Piscot gagne trois francs par jour : c’est un prix fait et il s’y tient, sauf le dimanche, où, naturellement il ne gagne rien du tout et boit la majeure partie de ce qu’il gagne durant la semaine : un prix fait aussi. C’est un homme d’habitudes, de tradition : il a la tradition dans le sang. Du temps de défunt son père, on faisait comme ci, on faisait comme ça. Quand son intérêt immédiat n’est pas en jeu, il n’est pas, dans Ponteilles, de pire conservateur. Ah ! ne lui parlez pas des nouvelles méthodes de travail… des machines… des sacrées machines qui font du tort à l’ouvrier… Ne lui parlez pas non plus des engrais chimiques, qui brûlent le sol et n’en font que de la cendre…

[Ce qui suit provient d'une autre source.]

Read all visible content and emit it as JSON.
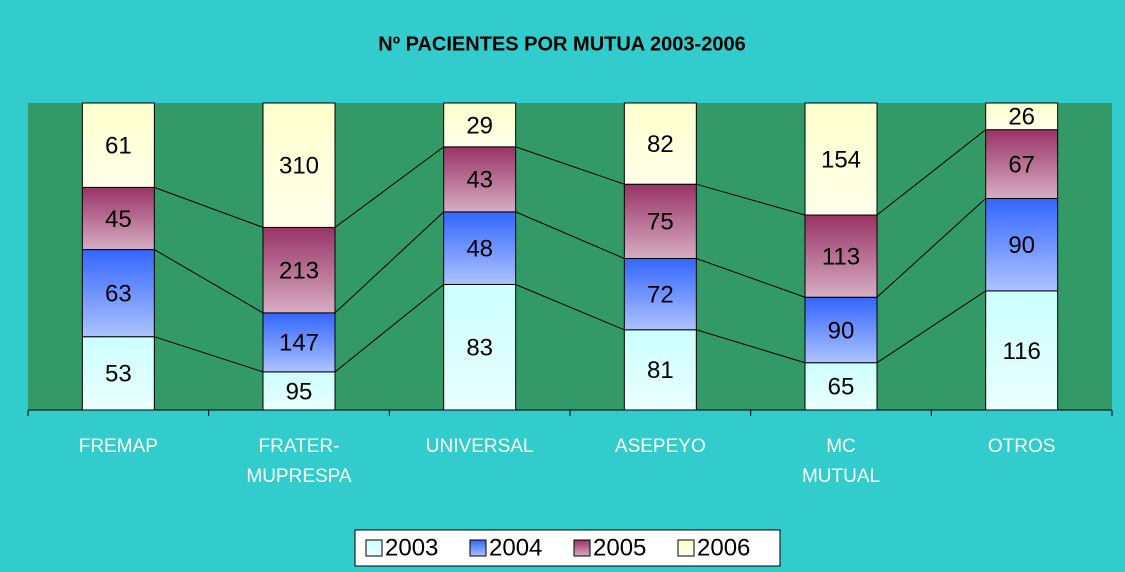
{
  "chart_data": {
    "type": "bar",
    "stacked": "percent",
    "title": "Nº PACIENTES POR MUTUA 2003-2006",
    "categories": [
      "FREMAP",
      "FRATER-MUPRESPA",
      "UNIVERSAL",
      "ASEPEYO",
      "MC MUTUAL",
      "OTROS"
    ],
    "series": [
      {
        "name": "2003",
        "color": "#ccffff",
        "values": [
          53,
          95,
          83,
          81,
          65,
          116
        ]
      },
      {
        "name": "2004",
        "color": "#3366ff",
        "values": [
          63,
          147,
          48,
          72,
          90,
          90
        ]
      },
      {
        "name": "2005",
        "color": "#993366",
        "values": [
          45,
          213,
          43,
          75,
          113,
          67
        ]
      },
      {
        "name": "2006",
        "color": "#ffffcc",
        "values": [
          61,
          310,
          29,
          82,
          154,
          26
        ]
      }
    ],
    "series_lines": true,
    "legend": "bottom"
  }
}
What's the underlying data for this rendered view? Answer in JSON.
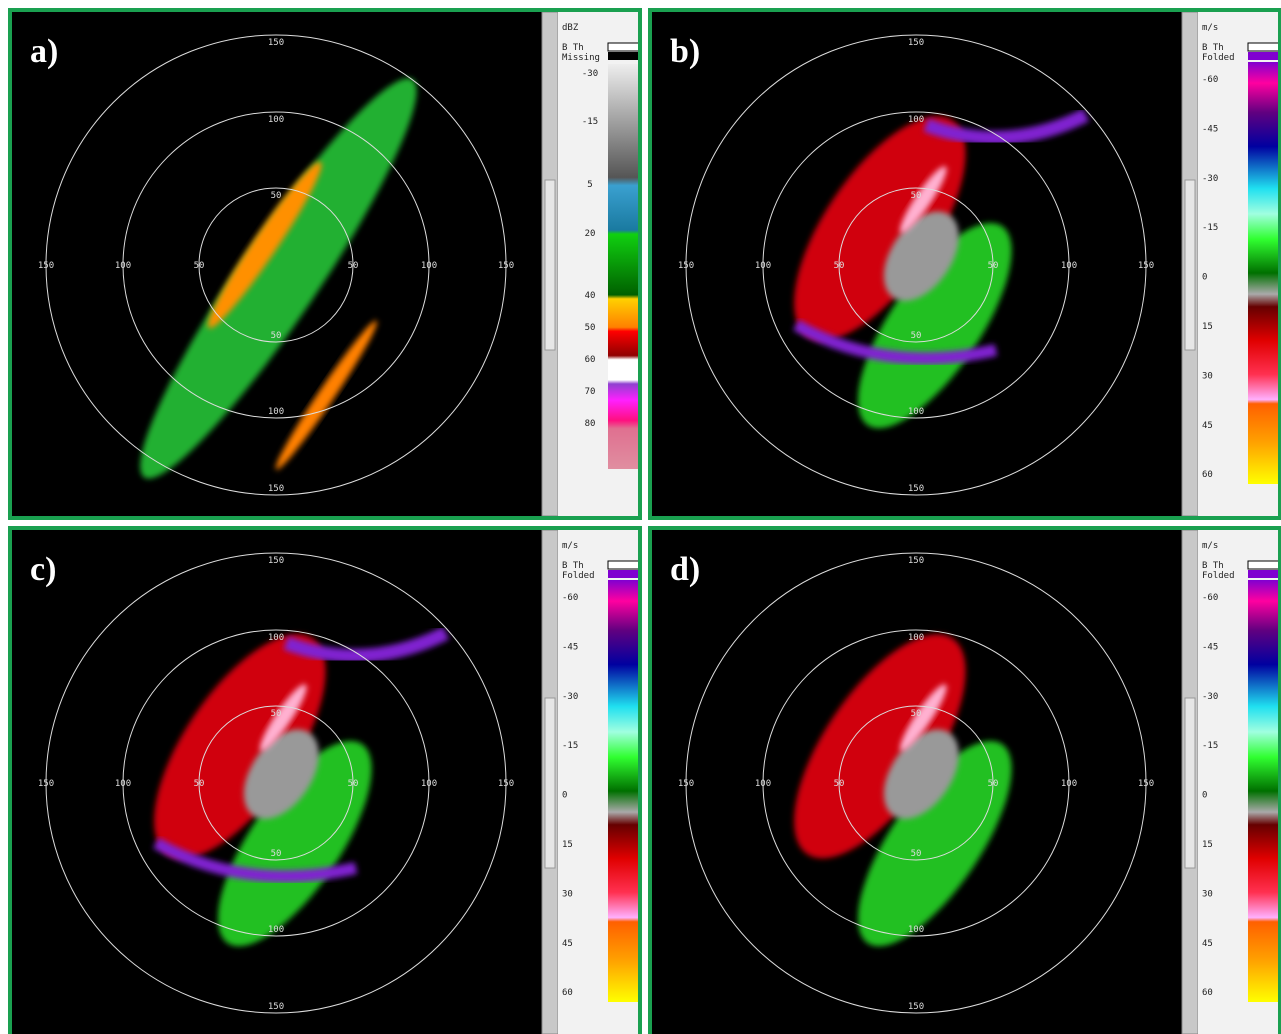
{
  "panels": [
    {
      "label": "a)",
      "ring_labels": {
        "top": [
          "150",
          "100",
          "50"
        ],
        "left": [
          "150",
          "100",
          "50"
        ],
        "right": [
          "50",
          "100",
          "150"
        ],
        "bottom": [
          "50",
          "100",
          "150"
        ]
      },
      "colorbar": {
        "unit": "dBZ",
        "flags": [
          "B Th",
          "Missing"
        ],
        "ticks": [
          "-30",
          "-15",
          "5",
          "20",
          "40",
          "50",
          "60",
          "70",
          "80"
        ]
      }
    },
    {
      "label": "b)",
      "ring_labels": {
        "top": [
          "150",
          "100",
          "50"
        ],
        "left": [
          "150",
          "100",
          "50"
        ],
        "right": [
          "50",
          "100",
          "150"
        ],
        "bottom": [
          "50",
          "100",
          "150"
        ]
      },
      "colorbar": {
        "unit": "m/s",
        "flags": [
          "B Th",
          "Folded"
        ],
        "ticks": [
          "-60",
          "-45",
          "-30",
          "-15",
          "0",
          "15",
          "30",
          "45",
          "60"
        ]
      }
    },
    {
      "label": "c)",
      "ring_labels": {
        "top": [
          "150",
          "100",
          "50"
        ],
        "left": [
          "150",
          "100",
          "50"
        ],
        "right": [
          "50",
          "100",
          "150"
        ],
        "bottom": [
          "50",
          "100",
          "150"
        ]
      },
      "colorbar": {
        "unit": "m/s",
        "flags": [
          "B Th",
          "Folded"
        ],
        "ticks": [
          "-60",
          "-45",
          "-30",
          "-15",
          "0",
          "15",
          "30",
          "45",
          "60"
        ]
      }
    },
    {
      "label": "d)",
      "ring_labels": {
        "top": [
          "150",
          "100",
          "50"
        ],
        "left": [
          "150",
          "100",
          "50"
        ],
        "right": [
          "50",
          "100",
          "150"
        ],
        "bottom": [
          "50",
          "100",
          "150"
        ]
      },
      "colorbar": {
        "unit": "m/s",
        "flags": [
          "B Th",
          "Folded"
        ],
        "ticks": [
          "-60",
          "-45",
          "-30",
          "-15",
          "0",
          "15",
          "30",
          "45",
          "60"
        ]
      }
    }
  ]
}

— De la saleté ! De la poison !… Du fumier de vache pour les terres légères, du fumier de cheval pour les terres fortes… À la bonne heure… Je ne connais que ça…

Ce n’est pas lui qui jamais rêverait aux belles promesses des révolutions sociales… Dans les conversations politiques, chez Jaulin, il dit ce qu’avait dit, toute sa vie, défunt son père, à qui cela semble n’avoir pas beaucoup réussi.